Il 1° settembre la comunità dello skyrunning è rimasta senza parole quando la 38-enne canadese Kalie McKrystal è scomparsa durante una ricognizione sul Cervino. L’atleta, residente a Squamish, stava infatti testando le proprie capacità su una delle pareti più temute delle Alpi, con l’obiettivo di battere il record di salita e discesa lungo la Cresta del Leone in meno di cinque ore. Dopo cinque ore di osservazione, la sua presenza non è più stata più confermata, innescando immediatamente le operazioni di ricerca.
Due settimane dopo, la madre Wendky Cooper e la sorella Jody McCrystal hanno deciso di condividere con il pubblico una lettera d’addio, pubblicata sui social. Il messaggio, più che un semplice annuncio di lutto, è una testimonianza di amore, di gratitudine verso chi ha collaborato e di accettazione del destino della giovane, che negli ultimi istanti ha vissuto ciò che più amava: la montagna.
Il messaggio della famiglia: ricordi e gratitudine
Nel testo scritto con voce rotta dall’emozione, le due donne ricordano che “sono passate due settimane da quando la nostra carissima Kalie è scomparsa durante una ricognizione sul Cervino”. Sottolineano il valore della professionalità e della gentilezza dimostrate dalla Guardia di Finanza che ha esplorato ogni possibile pista per trovarla. Il tributo è costellato di parole come eternamente grati rivolte non solo ai soccorritori, ma anche alla RCMP e all’Ambasciata canadese le cui attività hanno sostenuto la famiglia in un momento di profonda sofferenza.
Le parole di Wendky Cooper e Jody McCrystal
Le due sorelle hanno espresso un sentimento di pace, affermando di trovare conforto nel sapere che Kalie “stava facendo ciò che la faceva sentire più viva fino ai suoi ultimi istanti” e che ora “rimane tra le montagne dove si sentiva più a casa”. Il ricordo della sua determinazione e della sua allegria è presentato come un’eredità che continuerà a ispirare sia la comunità sportiva di Squamish sia tutti coloro che l’hanno conosciuta.

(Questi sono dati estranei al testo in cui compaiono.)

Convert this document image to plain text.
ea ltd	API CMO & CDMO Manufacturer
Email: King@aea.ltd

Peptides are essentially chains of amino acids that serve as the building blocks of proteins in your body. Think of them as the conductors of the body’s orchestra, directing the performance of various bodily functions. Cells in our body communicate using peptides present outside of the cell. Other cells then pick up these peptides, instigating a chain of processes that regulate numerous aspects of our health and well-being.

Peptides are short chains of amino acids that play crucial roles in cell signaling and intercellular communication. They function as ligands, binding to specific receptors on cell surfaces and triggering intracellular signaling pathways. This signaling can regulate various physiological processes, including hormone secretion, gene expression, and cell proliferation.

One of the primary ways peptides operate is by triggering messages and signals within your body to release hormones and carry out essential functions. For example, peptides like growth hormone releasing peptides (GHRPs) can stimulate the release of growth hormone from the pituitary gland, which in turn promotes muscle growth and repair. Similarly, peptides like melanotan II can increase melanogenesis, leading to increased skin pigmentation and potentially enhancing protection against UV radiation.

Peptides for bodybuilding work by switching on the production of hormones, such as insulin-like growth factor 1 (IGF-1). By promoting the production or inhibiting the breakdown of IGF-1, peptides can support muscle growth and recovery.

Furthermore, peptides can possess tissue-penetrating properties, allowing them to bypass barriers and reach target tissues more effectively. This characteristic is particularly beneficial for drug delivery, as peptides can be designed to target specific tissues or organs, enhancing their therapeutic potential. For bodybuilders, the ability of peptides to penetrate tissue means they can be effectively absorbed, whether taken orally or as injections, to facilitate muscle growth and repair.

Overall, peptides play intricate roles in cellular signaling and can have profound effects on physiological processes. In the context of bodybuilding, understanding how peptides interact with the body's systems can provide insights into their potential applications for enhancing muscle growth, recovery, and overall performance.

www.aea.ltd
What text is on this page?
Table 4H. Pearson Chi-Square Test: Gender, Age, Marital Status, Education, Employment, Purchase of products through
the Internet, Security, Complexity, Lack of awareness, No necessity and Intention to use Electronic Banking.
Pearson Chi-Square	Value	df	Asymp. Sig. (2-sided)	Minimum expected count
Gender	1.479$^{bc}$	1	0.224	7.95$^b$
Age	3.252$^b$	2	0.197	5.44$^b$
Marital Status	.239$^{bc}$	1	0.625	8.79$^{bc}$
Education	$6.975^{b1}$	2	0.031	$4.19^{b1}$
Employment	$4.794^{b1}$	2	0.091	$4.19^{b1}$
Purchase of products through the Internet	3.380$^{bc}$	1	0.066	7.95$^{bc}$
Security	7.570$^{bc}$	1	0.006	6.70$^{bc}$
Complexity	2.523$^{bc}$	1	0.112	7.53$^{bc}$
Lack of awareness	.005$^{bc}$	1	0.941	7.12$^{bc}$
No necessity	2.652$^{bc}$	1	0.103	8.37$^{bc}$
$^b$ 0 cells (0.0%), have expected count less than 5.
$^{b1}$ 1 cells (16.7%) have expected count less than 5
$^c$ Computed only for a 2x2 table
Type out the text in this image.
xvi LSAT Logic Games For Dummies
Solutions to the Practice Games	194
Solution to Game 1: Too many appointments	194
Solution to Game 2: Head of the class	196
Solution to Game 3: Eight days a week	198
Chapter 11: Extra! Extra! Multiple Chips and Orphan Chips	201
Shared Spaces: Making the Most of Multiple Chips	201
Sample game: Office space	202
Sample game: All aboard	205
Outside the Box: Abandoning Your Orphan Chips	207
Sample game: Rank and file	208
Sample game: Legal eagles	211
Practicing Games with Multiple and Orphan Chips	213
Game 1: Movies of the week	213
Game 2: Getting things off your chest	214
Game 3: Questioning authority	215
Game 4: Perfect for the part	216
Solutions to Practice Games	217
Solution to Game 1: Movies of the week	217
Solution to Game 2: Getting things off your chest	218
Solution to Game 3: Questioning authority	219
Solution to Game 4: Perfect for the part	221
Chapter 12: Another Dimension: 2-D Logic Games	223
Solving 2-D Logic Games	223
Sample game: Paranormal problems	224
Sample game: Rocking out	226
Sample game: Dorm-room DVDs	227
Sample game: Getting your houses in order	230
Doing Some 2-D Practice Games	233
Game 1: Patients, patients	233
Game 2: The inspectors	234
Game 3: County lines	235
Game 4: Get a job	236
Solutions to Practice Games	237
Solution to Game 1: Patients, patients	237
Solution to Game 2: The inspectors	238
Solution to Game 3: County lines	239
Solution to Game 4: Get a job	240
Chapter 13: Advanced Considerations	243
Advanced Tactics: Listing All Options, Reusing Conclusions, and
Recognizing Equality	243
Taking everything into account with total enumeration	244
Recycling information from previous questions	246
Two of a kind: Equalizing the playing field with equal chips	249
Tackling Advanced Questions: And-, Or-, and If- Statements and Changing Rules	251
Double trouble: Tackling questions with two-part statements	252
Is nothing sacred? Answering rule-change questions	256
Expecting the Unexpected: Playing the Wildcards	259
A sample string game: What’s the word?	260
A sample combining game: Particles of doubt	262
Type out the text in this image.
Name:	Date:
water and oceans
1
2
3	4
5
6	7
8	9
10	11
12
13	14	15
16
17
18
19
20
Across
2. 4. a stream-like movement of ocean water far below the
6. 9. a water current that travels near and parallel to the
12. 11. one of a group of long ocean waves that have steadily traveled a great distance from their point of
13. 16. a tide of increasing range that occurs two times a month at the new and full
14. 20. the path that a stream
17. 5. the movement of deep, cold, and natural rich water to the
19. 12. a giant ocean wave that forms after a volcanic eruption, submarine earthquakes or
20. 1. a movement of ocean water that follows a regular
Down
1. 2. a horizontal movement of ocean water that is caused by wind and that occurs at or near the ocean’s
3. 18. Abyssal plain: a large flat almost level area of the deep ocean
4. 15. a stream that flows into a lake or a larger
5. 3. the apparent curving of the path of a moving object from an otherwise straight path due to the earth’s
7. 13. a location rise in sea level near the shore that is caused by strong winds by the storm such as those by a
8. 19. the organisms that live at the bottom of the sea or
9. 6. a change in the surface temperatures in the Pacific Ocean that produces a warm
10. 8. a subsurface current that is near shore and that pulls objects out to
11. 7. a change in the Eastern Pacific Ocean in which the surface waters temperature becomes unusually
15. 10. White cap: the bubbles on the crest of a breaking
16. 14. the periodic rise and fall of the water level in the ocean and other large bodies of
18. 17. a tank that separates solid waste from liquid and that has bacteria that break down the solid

Le operazioni di ricerca: il ruolo della Guardia di Finanza e dei soccorsi internazionali
Subito dopo la scomparsa, la squadra alpina della Guardia di Finanza ha lanciato un massiccio intervento di soccorso, dedicando ore di lavoro in condizioni estremamente difficili. Il loro impegno, definito “incrollabile”, ha incluso perizie tecniche, escursioni su terreni impervi e l’uso di cani da pista. Parallelamente, la RCMP ha coordinato le attività con le autorità svizzere, garantendo una comunicazione fluida tra le due nazioni.
Il sostegno diplomatico è arrivato dall’Ambasciata canadese che ha offerto assistenza logistica e un canale di contatto costante per la famiglia. Un elemento chiave di quella rete è stato Hillary Gerardi la prima a lanciare l’allarme sulla scomparsa di Kalie, mobilitando rapidamente amici, colleghi e volontari su scala globale.
Il contesto dell’incidente: la sfida di Kalie al Cervino
La missiva di addio ricorda che Kalie non era una neofita delle alte vette: aveva già scalato il Cervino in passato e possedeva una consolidata esperienza su terreni tecnici. Tuttavia, la sua ultima impresa prevedeva una discesa lungo la Cresta del Leone, una linea particolarmente esposta e pericolosa. Le testimonianze suggeriscono che “è molto probabile che sia caduta durante la discesa”, nonostante la sua abilità e preparazione.
La perdita di una figura così incredibilmente speciale ha lasciato un vuoto enorme nello skyrunning a Squamish e nella vita privata della famiglia. La madre e la sorella hanno concluso la loro lettera affermando che, sebbene il desiderio di ritrovarla rimanga vivissimo, trovano sollievo nel sapere che Kalie ha concluso la sua vita facendo ciò che più amava: correre tra le nuvole.